The security establishment has strongly urged cooperation with the Palestinian Authority, the creation of more economic opportunities for Palestinians and diplomatic progress toward a political solution that can get at many of the root causes of violence. That puts it at odds with the Prime Minister and his cabinet — who tend to deny that the basic problem, the ongoing occupation, even exists.
While the Prime Minister blames terror attacks wholly on Palestinian incitement and routinely denounces President Abbas as being largely to blame, leading security officials contradict him, touting the role of the Palestinian Authority in helping to stop attacks.

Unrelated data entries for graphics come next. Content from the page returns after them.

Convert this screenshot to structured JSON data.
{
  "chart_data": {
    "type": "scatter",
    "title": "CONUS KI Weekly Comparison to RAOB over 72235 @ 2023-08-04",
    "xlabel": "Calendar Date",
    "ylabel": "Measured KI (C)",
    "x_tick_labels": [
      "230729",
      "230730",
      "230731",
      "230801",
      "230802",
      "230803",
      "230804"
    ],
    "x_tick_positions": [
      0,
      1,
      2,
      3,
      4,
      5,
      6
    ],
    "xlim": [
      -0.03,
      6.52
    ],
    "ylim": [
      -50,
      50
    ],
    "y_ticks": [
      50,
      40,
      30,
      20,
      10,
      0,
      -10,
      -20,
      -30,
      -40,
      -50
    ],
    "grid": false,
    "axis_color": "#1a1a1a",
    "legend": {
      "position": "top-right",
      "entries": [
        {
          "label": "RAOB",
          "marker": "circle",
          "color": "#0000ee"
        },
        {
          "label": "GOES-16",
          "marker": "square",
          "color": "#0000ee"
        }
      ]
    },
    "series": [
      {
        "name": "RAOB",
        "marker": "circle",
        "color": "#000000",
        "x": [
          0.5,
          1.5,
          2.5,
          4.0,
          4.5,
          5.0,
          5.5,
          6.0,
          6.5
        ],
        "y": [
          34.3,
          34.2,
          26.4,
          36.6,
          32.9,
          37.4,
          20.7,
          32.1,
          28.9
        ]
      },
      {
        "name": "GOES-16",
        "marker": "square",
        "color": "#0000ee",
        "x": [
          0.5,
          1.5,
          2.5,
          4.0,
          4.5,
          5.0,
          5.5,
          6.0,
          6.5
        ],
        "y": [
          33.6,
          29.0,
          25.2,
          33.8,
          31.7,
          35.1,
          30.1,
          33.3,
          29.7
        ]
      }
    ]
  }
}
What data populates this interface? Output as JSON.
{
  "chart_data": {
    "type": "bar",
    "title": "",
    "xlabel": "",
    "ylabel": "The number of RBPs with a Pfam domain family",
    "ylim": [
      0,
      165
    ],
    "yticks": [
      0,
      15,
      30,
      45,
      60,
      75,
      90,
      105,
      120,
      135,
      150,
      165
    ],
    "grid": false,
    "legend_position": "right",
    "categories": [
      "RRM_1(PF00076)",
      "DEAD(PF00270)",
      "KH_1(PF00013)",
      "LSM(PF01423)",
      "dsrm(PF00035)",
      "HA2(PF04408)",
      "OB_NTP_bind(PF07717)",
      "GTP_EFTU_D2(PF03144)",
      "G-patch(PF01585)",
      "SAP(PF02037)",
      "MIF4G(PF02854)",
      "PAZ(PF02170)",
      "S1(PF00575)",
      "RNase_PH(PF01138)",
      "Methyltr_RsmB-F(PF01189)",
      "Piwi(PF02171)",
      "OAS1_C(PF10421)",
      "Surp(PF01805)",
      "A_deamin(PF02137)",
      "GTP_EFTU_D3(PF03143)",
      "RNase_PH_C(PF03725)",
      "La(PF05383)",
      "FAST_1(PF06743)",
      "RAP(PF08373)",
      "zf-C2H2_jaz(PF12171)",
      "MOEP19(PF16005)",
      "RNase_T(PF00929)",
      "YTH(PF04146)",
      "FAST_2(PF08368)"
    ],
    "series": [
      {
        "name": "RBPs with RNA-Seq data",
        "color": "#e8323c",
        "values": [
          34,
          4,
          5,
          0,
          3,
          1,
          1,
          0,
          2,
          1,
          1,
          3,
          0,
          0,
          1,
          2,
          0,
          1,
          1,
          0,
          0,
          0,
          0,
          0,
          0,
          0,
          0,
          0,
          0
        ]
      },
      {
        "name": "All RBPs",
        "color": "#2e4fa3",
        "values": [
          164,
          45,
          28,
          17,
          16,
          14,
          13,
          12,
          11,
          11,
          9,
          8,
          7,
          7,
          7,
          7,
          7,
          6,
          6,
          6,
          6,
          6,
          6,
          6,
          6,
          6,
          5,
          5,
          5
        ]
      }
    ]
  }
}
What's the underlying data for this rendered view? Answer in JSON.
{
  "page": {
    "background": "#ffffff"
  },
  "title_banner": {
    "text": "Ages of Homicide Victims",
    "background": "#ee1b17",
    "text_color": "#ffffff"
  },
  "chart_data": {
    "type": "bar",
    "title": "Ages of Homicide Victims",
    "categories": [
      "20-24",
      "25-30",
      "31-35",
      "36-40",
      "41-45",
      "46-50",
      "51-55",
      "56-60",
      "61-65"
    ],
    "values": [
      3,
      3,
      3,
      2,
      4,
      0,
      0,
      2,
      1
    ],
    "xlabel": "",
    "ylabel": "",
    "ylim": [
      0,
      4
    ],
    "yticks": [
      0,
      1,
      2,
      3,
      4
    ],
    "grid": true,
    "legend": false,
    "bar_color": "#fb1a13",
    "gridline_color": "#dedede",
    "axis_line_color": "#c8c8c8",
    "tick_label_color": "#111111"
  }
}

One told a journalist this week that “security coordination has improved a great deal, and the Palestinians are working indefatigably to thwart terror attacks.”
The Forward’s J.J. Goldberg has taken the lead in documenting that rift — and this week he reported one of the most glaring examples yet. Lieutenant General Gabi Eisenkot, the IDF’s chief of staff, told an audience at the Institute for National Security Studies conference that the Iran nuclear agreement represents a “strategic turning point” with “many risks but many opportunities.” He also described the existential threat to Israel from the Iranian nuclear program as “declining.”
Goldberg calls this “the most direct public challenge yet posed by Israel’s security services to the repeated claim by Netanyahu that the Iran nuclear agreement threatens Israel’s survival.”
Eisenkot’s remarks are just the latest proof that the Prime Minister’s apocalyptic warnings about the Iran agreement — and the furious efforts of those in Congress who supported his position — don’t by any stretch represent the views of all Israeli leaders. As with the Israeli-Palestinian conflict, the bluster of the Prime Minister simply doesn’t match the analysis of the men and women in the IDF and intelligence services who have devoted their careers to keeping Israelis safe. They are acutely aware of what military force can accomplish — and what it cannot.
The General made clear that when it comes to assessments of Israel’s security needs, some decisionmakers may be more well-reasoned and clear-eyed than others. “[N]aturally the task of the army, and my task, is to view situations from a perspective of both risks and capabilities, and in that manner to make a judgment. And not from an assumption of the worst-case scenario, because I think that is no less dangerous than to project an overly optimistic scenario.”
Those comments serve as a welcome reminder that unrelenting pessimism is not pragmatism — and that recognizing and exploiting the strategic benefits of strong diplomacy is not naivete.